The award was presented to YPT by First Lady Michelle Obama, and solidified the importance and success of YPT’s work with students.
“We all went to the White House and were asked specifically if we could bring a student,” said executive director Brigitte Taylor. “One of our students, Marianna, had written a play about missing her mom. It was so simple and beautiful. She got to go on stage and talk about her work and her experience in front of all these people, including Michelle Obama. She also got to call her mom from the White House. Anytime that I’ve been able to see the path a young person takes from beginning to end like that has just been so meaningful.”

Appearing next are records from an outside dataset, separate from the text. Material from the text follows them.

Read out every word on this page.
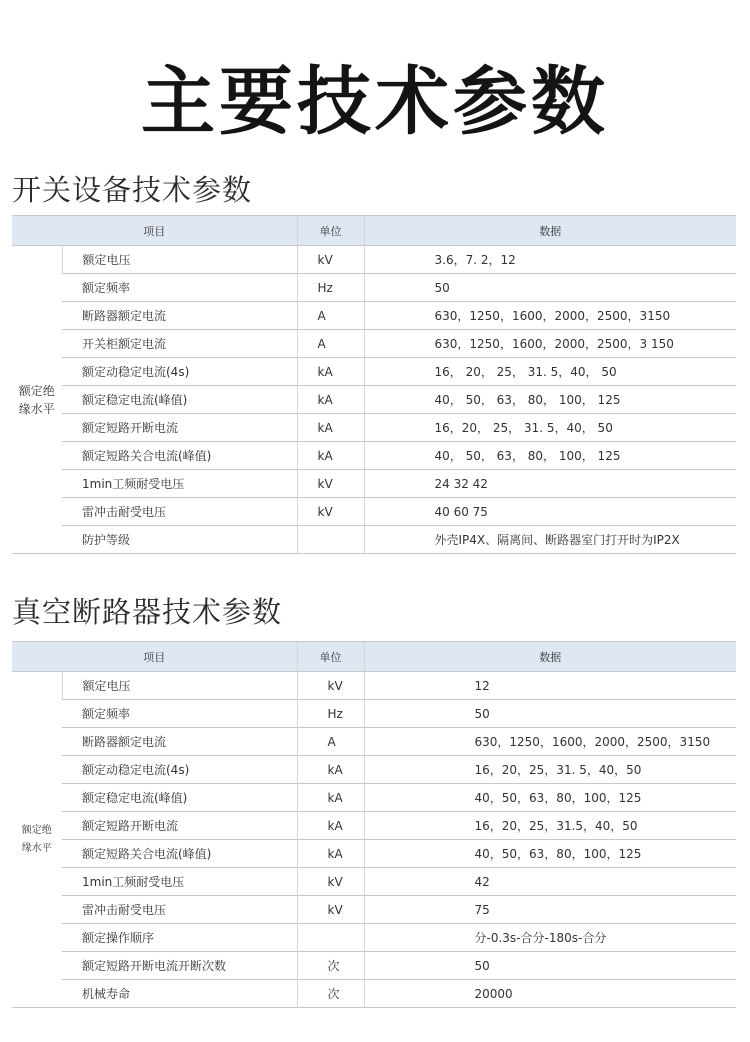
主要技术参数
开关设备技术参数
项目		单位	数据
额定绝缘水平	额定电压	kV	3.6，7. 2，12
	额定频率	Hz	50
	断路器额定电流	A	630，1250，1600，2000，2500，3150
	开关柜额定电流	A	630，1250，1600，2000，2500，3 150
	额定动稳定电流(4s)	kA	16， 20， 25， 31. 5，40， 50
	额定稳定电流(峰值)	kA	40， 50， 63， 80， 100， 125
	额定短路开断电流	kA	16，20， 25， 31. 5，40， 50
	额定短路关合电流(峰值)	kA	40， 50， 63， 80， 100， 125
	1min工频耐受电压	kV	24 32 42
	雷冲击耐受电压	kV	40 60 75
	防护等级		外壳IP4X、隔离间、断路器室门打开时为IP2X
真空断路器技术参数
项目		单位	数据
额定绝缘水平	额定电压	kV	12
	额定频率	Hz	50
	断路器额定电流	A	630，1250，1600，2000，2500，3150
	额定动稳定电流(4s)	kA	16，20，25，31. 5，40，50
	额定稳定电流(峰值)	kA	40，50，63，80，100，125
	额定短路开断电流	kA	16，20，25，31.5，40，50
	额定短路关合电流(峰值)	kA	40，50，63，80，100，125
	1min工频耐受电压	kV	42
	雷冲击耐受电压	kV	75
	额定操作顺序		分-0.3s-合分-180s-合分
	额定短路开断电流开断次数	次	50
	机械寿命	次	20000
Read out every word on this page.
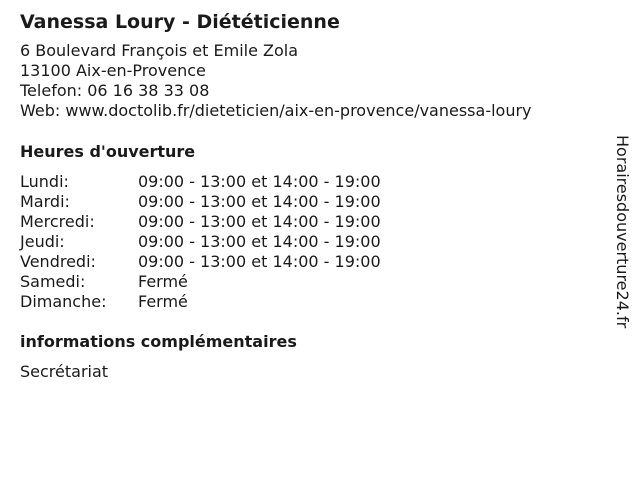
Vanessa Loury - Diététicienne
6 Boulevard François et Emile Zola
13100 Aix-en-Provence
Telefon: 06 16 38 33 08
Web: www.doctolib.fr/dieteticien/aix-en-provence/vanessa-loury
Heures d'ouverture
Lundi:	09:00 - 13:00 et 14:00 - 19:00
Mardi:	09:00 - 13:00 et 14:00 - 19:00
Mercredi:	09:00 - 13:00 et 14:00 - 19:00
Jeudi:	09:00 - 13:00 et 14:00 - 19:00
Vendredi:	09:00 - 13:00 et 14:00 - 19:00
Samedi:	Fermé
Dimanche:	Fermé
informations complémentaires
Secrétariat
Horairesdouverture24.fr
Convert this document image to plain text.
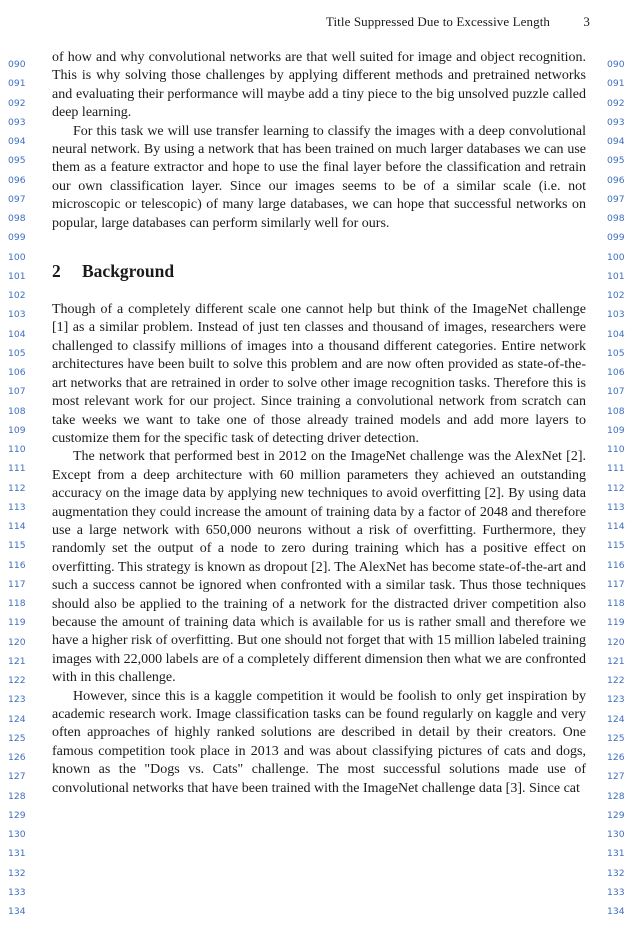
Title Suppressed Due to Excessive Length	3
090
091
092
093
094
095
096
097
098
099
100
101
102
103
104
105
106
107
108
109
110
111
112
113
114
115
116
117
118
119
120
121
122
123
124
125
126
127
128
129
130
131
132
133
134
090
091
092
093
094
095
096
097
098
099
100
101
102
103
104
105
106
107
108
109
110
111
112
113
114
115
116
117
118
119
120
121
122
123
124
125
126
127
128
129
130
131
132
133
134

of how and why convolutional networks are that well suited for image and object recognition. This is why solving those challenges by applying different methods and pretrained networks and evaluating their performance will maybe add a tiny piece to the big unsolved puzzle called deep learning.

For this task we will use transfer learning to classify the images with a deep convolutional neural network. By using a network that has been trained on much larger databases we can use them as a feature extractor and hope to use the final layer before the classification and retrain our own classification layer. Since our images seems to be of a similar scale (i.e. not microscopic or telescopic) of many large databases, we can hope that successful networks on popular, large databases can perform similarly well for ours.

2 Background

Though of a completely different scale one cannot help but think of the ImageNet challenge [1] as a similar problem. Instead of just ten classes and thousand of images, researchers were challenged to classify millions of images into a thousand different categories. Entire network architectures have been built to solve this problem and are now often provided as state-of-the-art networks that are retrained in order to solve other image recognition tasks. Therefore this is most relevant work for our project. Since training a convolutional network from scratch can take weeks we want to take one of those already trained models and add more layers to customize them for the specific task of detecting driver detection.

The network that performed best in 2012 on the ImageNet challenge was the AlexNet [2]. Except from a deep architecture with 60 million parameters they achieved an outstanding accuracy on the image data by applying new techniques to avoid overfitting [2]. By using data augmentation they could increase the amount of training data by a factor of 2048 and therefore use a large network with 650,000 neurons without a risk of overfitting. Furthermore, they randomly set the output of a node to zero during training which has a positive effect on overfitting. This strategy is known as dropout [2]. The AlexNet has become state-of-the-art and such a success cannot be ignored when confronted with a similar task. Thus those techniques should also be applied to the training of a network for the distracted driver competition also because the amount of training data which is available for us is rather small and therefore we have a higher risk of overfitting. But one should not forget that with 15 million labeled training images with 22,000 labels are of a completely different dimension then what we are confronted with in this challenge.

However, since this is a kaggle competition it would be foolish to only get inspiration by academic research work. Image classification tasks can be found regularly on kaggle and very often approaches of highly ranked solutions are described in detail by their creators. One famous competition took place in 2013 and was about classifying pictures of cats and dogs, known as the "Dogs vs. Cats" challenge. The most successful solutions made use of convolutional networks that have been trained with the ImageNet challenge data [3]. Since cat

In the future, YPT hopes to expand to even more schools across the area and reach even more students. “A lot of people are drawn to arts education—I knew that it was important because of the meaning of the arts in my own life, but it wasn’t until I saw that transformative power in these students that I really understood the meaning and power of the arts. I want to make sure every student is successful,” said Brigitte.
“I’ve learned the importance of being young and needing a creative outlet,” said Shelby, a YPT volunteer. “It gives kids the opportunity to trust their own ideas and tells them that what they think and say is important. The mission is amazing. As I was working more and more with the kids, I discovered how important their voices are, and especially how important it is to give a voice to youth in underserved areas.”